PC Sales Recovery Spreads

By Ron Miller

Worldwide PC sales remained brisk in the first quarter this year with Dell leading the way with a quarterly sales record of 7.68 million units shipped.

According to IT researcher IDC, Dell led its closest competitor, HP, in worldwide sales by more than three percentage points.

Dell total market share increased from 16.9 percent in the first quarter of 2003 to 18.6 percent in the first quarter of this year. HP, on the other hand, remained fairly flat with the market share decreasing slightly from 15.7 percent to 15.6 percent from last year to this.

In the U.S. market, the gap was much more dramatic, with Dell controlling an impressive 33.5 percent market share last quarter. HP, the closest competitor, tallied 18.6 percent (down from 19.5 percent in the first quarter of 2003).

IDC analyst, Alan Promisel, who helped prepare the report, said the growth can be attributed to a stronger economy and a pent up demand, especially in the United States.

“Companies have been sitting on legacy PCs since they were replaced ahead of Y2K, but the funding just wasn’t there,” Promisel said. “IT managers have realized a need for replacements for some time, and staff was losing productivity using outdated PCs, but they were looking for the economy to improve and for budgets to replenish outdated PCs.”

IDC analyst Roger Kay believes that continued growth in the PC sales are a signal that economy has finally rebounded. “This quarter’s results ratify the economic recovery,” Kay said. “We have nearly a year of double-digit growth in the PC industry, which is a concurrent indicator of economic activity.”

Promisel points out that the growth is more than a temporary spike to satisfy the pent up demand. “This is not a snap back where you see a huge spike and then see more nominal sales. This will be a more sustained recovery as you see companies moving to deploy new PCs throughout their installed base,” Promisel said.
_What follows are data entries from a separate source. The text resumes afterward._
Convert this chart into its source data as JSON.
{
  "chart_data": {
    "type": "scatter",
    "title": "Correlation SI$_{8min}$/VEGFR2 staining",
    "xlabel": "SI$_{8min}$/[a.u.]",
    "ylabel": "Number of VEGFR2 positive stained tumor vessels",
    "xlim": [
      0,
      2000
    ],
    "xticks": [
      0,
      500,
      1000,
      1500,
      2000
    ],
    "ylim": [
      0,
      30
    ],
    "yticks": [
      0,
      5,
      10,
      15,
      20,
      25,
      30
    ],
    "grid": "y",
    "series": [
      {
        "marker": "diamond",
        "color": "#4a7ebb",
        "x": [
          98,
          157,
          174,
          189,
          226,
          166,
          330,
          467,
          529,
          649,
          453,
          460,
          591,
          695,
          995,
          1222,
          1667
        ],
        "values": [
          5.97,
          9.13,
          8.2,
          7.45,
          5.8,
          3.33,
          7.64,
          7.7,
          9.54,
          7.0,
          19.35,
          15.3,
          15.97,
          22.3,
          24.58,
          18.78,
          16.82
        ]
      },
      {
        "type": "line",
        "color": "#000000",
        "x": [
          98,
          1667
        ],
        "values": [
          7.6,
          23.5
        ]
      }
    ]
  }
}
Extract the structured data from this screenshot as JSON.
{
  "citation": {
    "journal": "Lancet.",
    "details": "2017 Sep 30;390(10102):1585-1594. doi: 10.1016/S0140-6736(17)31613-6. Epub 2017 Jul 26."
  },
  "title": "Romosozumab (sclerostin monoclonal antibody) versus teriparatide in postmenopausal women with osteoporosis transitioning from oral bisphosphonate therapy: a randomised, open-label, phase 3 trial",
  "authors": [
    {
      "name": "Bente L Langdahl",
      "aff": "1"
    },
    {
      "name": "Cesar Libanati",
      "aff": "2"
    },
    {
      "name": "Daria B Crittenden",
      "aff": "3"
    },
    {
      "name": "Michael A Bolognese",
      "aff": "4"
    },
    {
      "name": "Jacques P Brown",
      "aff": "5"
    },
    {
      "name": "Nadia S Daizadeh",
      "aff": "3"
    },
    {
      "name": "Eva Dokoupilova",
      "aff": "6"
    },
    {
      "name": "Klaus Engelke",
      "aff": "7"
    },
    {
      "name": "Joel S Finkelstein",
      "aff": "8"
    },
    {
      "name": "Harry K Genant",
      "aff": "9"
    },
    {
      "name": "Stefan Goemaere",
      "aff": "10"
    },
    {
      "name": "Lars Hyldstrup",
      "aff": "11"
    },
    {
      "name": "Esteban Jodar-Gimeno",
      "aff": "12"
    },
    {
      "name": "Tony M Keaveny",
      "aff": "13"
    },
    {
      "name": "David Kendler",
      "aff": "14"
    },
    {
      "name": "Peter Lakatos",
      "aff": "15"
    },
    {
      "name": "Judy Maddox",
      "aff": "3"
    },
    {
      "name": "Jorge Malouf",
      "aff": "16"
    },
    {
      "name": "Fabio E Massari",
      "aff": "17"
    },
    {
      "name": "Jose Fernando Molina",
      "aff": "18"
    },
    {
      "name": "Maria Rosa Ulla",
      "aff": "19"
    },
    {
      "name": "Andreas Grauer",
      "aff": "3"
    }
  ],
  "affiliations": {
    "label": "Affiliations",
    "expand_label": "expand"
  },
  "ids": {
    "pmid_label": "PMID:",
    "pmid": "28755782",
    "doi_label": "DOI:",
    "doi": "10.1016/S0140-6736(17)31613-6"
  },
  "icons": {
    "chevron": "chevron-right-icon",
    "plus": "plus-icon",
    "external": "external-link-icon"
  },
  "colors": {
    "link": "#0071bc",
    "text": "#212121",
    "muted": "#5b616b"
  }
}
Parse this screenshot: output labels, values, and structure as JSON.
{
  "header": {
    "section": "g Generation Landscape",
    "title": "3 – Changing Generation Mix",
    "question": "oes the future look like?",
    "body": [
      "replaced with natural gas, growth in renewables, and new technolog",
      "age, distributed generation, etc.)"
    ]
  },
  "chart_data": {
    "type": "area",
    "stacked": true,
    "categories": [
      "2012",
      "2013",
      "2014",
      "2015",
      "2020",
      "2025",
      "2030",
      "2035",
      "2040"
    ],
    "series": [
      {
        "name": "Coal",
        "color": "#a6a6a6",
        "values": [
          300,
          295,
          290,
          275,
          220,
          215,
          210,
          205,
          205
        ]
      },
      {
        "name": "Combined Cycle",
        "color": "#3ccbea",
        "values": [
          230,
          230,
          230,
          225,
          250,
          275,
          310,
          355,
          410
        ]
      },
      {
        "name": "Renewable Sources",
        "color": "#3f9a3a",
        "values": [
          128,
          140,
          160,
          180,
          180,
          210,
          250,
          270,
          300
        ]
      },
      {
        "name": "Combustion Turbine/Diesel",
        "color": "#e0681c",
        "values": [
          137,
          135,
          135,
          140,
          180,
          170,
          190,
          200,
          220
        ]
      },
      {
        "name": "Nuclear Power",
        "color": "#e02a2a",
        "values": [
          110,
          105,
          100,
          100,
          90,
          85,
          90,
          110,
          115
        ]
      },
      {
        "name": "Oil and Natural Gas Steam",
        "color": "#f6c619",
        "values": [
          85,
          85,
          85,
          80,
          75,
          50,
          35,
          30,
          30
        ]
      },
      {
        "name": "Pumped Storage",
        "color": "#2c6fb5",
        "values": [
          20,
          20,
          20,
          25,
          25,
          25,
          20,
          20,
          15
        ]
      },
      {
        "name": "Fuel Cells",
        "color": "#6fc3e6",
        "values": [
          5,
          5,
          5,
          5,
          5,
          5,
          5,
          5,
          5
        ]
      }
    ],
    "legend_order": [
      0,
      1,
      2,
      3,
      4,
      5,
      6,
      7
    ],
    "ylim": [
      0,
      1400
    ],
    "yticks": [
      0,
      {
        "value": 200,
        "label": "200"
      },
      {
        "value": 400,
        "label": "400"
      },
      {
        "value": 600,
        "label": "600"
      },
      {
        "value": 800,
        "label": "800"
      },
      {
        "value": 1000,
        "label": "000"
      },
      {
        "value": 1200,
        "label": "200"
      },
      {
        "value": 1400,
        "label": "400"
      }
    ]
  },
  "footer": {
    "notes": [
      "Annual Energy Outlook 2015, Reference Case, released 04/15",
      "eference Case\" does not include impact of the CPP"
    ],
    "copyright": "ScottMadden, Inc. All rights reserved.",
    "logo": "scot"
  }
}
Loren Loverde, director of IDC’s Worldwide Quarterly PC Tracker report, believes the growth increase can be attributed to a number of factors including an aging installed base, rapid portable adoption and aggressive pricing.

So far Dell has done well, according to IDC analysts, because the demand has been in small to medium sized businesses, but Promisel said the next wave of PC replacement will be in the large enterprise setting where IBM and HP may be better situated to make a move.

“Dell is really the big winner here for this quarter, but they will be competing moving forward where the bulk of new market share is the large enterprise space, where there is demand for servers, networking and storage space, and they will be competing with HP and IBM for those dollars,” Promisel said.

Bruce Eric Anderson, a Dell spokesperson, said the company believes that will make little difference, since they are competing in that space already.

“We’ll continue executing the strategy we’ve laid out. The performance of the company in all segments has been consistent and we’re comfortable with the ability to continue that trend,” Anderson said.